- Doymuş, açlığı gitmiş; aç karşıtı: Aç, doymam; tok, acıkmam sanır. (atasözü) Tok olan cümle cihanı tok sanır / Aç olan âlemde ekmek yok sanır (Sebayi)
- (Kumaşlar için) Sık ve kalın dokunmuş: Çuha, çözgü ve atkısı yün yapağından eğirilmiş, iplikten havlı, düz renkli, sade ve tok kumaştır. (B. Oğuz)
- (Ses için) Kalın ve gür: Ağa, tok bir sesle bağırdı: "Hadi yoluyuz açık ola." (B. Yıldız)
Tok ile ilgili birleşik kelime ve fiiller
- Tokgözlü: Gözü malda olmayan, gözü tok: açgözlü karşıtı: Alnının teriyle kazandığı ile yetinen, ay sonunu getirebilmişse kendini mutlu sayan, hiç kimsenin kazancıyla, malıyla, mülküyle ilgilenmeyen nadir tokgözlü insanlardan biriydi Cevdet Kudret. (Varlık)
- Tok karnına: Henüz yemek yemişken: Şöyle tok karnına kahveye ilişiverirdi. (Füruzan)
- Tok sözlü: Hatır ve gönül dinlemeden, hiçbir şeyden çekinmeden konuşan: Hile-hurda bilmezler, tok sözlü, sözlerinin eridirler. (E. Sarı)
- Tok tutmak: Açlığı uzun süre giderme ya da doyurma özelliği olmak, acıktırmamak: Zeytinyağı; vücudu besler, tok tutar. (İ. Sarı)
Tok ile ilgili deyimler ve anlamları
İçinde "tok" kelimesi geçen deyimler ve açıklamaları:
- Tok evin aç kedisi: (deyiminin anlamı) İhtiyacı olmadığı halde açgözlülük eden: Komşudan biraz ekmek istesem ayıp olur mu?
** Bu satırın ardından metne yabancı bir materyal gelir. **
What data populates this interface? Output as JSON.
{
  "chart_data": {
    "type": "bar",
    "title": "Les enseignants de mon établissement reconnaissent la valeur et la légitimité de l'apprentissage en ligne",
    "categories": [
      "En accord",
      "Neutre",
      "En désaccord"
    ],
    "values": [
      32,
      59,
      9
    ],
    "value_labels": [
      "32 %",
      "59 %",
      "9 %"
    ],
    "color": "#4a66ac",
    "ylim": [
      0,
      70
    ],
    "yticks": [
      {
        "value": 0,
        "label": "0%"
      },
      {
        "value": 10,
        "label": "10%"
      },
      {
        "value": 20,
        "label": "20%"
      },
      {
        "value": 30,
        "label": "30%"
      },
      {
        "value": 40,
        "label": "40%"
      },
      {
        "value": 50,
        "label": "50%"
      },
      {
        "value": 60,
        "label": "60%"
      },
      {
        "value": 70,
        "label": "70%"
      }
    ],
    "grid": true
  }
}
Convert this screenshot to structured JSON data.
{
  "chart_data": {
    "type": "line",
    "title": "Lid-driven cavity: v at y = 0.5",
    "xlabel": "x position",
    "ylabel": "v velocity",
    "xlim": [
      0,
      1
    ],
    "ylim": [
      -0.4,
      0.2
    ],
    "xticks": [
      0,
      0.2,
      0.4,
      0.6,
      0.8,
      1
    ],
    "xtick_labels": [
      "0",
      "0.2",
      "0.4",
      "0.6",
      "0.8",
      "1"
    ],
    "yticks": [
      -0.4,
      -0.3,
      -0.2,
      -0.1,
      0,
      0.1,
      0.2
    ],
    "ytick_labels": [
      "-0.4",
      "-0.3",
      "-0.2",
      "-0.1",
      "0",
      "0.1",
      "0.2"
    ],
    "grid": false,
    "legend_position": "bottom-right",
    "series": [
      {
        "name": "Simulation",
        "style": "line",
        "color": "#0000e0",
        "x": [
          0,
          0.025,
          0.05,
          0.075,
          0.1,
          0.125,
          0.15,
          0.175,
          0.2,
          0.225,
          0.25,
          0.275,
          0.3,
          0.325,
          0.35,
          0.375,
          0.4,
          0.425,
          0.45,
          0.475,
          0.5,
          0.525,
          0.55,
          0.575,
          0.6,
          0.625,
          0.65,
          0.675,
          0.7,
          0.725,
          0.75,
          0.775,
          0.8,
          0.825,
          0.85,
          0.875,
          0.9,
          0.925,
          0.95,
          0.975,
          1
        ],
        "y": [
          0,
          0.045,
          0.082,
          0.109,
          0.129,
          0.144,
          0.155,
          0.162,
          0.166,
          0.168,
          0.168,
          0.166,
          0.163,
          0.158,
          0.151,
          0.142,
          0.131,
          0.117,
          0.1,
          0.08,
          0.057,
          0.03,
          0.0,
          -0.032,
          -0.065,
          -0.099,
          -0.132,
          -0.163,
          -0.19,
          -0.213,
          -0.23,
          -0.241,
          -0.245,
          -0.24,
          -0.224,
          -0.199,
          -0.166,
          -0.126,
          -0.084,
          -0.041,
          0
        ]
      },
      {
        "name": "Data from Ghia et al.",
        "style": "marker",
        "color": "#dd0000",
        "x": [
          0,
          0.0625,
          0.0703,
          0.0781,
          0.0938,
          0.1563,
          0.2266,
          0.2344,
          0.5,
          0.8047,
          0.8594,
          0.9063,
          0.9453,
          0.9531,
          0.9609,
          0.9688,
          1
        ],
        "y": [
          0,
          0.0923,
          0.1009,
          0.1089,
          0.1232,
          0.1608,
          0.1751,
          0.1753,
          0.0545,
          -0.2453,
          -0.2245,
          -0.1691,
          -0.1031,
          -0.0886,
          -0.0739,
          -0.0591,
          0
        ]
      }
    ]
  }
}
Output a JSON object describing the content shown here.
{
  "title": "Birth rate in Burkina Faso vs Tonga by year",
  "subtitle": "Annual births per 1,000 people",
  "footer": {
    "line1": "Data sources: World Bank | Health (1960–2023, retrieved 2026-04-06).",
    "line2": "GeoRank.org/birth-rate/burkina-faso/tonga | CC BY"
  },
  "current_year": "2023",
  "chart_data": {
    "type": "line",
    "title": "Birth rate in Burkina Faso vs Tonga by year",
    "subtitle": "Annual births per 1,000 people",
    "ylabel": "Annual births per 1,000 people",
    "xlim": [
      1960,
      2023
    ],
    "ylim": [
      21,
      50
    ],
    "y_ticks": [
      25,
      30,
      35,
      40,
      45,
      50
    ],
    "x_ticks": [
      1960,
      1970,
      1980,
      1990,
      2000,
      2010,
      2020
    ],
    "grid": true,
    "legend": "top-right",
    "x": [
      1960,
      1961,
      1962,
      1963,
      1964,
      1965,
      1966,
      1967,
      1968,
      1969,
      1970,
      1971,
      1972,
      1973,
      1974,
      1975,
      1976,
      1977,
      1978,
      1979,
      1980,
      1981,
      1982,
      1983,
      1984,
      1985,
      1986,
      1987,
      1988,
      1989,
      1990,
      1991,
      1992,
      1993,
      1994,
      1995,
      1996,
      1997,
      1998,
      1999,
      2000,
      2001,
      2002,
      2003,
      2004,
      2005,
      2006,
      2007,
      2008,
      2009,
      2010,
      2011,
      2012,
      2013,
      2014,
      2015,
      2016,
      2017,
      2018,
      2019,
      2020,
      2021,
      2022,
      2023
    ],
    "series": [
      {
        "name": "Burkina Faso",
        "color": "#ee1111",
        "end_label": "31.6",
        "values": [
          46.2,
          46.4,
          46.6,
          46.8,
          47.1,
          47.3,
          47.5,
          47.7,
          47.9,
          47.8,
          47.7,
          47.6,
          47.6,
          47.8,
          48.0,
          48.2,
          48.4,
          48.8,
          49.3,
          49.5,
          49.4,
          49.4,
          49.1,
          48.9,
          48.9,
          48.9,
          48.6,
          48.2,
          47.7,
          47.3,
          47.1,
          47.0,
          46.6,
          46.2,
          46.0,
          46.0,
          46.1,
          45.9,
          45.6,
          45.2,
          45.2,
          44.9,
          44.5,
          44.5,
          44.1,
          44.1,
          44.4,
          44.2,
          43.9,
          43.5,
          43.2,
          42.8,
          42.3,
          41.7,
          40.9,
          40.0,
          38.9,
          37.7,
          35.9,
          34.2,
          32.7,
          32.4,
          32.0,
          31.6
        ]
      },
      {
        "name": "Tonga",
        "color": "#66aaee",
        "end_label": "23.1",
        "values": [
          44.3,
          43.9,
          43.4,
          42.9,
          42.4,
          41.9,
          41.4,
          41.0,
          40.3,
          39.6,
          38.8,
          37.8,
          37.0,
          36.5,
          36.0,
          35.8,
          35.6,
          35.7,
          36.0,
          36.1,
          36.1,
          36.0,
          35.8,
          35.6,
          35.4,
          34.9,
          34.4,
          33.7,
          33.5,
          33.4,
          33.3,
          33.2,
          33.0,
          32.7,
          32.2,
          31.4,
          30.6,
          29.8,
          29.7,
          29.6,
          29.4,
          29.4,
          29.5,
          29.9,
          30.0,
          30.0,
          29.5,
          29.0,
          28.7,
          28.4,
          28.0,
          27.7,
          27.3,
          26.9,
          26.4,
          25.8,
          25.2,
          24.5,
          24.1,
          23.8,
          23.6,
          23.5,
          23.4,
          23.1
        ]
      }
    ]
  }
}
Olur ya! Annem kıyameti koparır, "Tok evin aç kedisi!" diye. (M. Koç)
Tok ile ilgili atasözleri ve anlamları
İçinde "tok" sözcüğü geçen atasözleri ve açıklamaları:
- Tok açın halinden anlamaz (bilmez, ne bilir) (Var ne bilsin, yok halinden): Varlıklı olanlar, yoksulların nasıl geçim sıkıntısı çektiklerini kavrayamazlar.
- Tok ağırlaması güç olur: Karnı tok olanlara yemek beğendirmek kolay değildir.
- Tok iken yemek yiyen, mezarını dişiyle kazar: Tok karnına yemek yemek, ömrü kısaltır.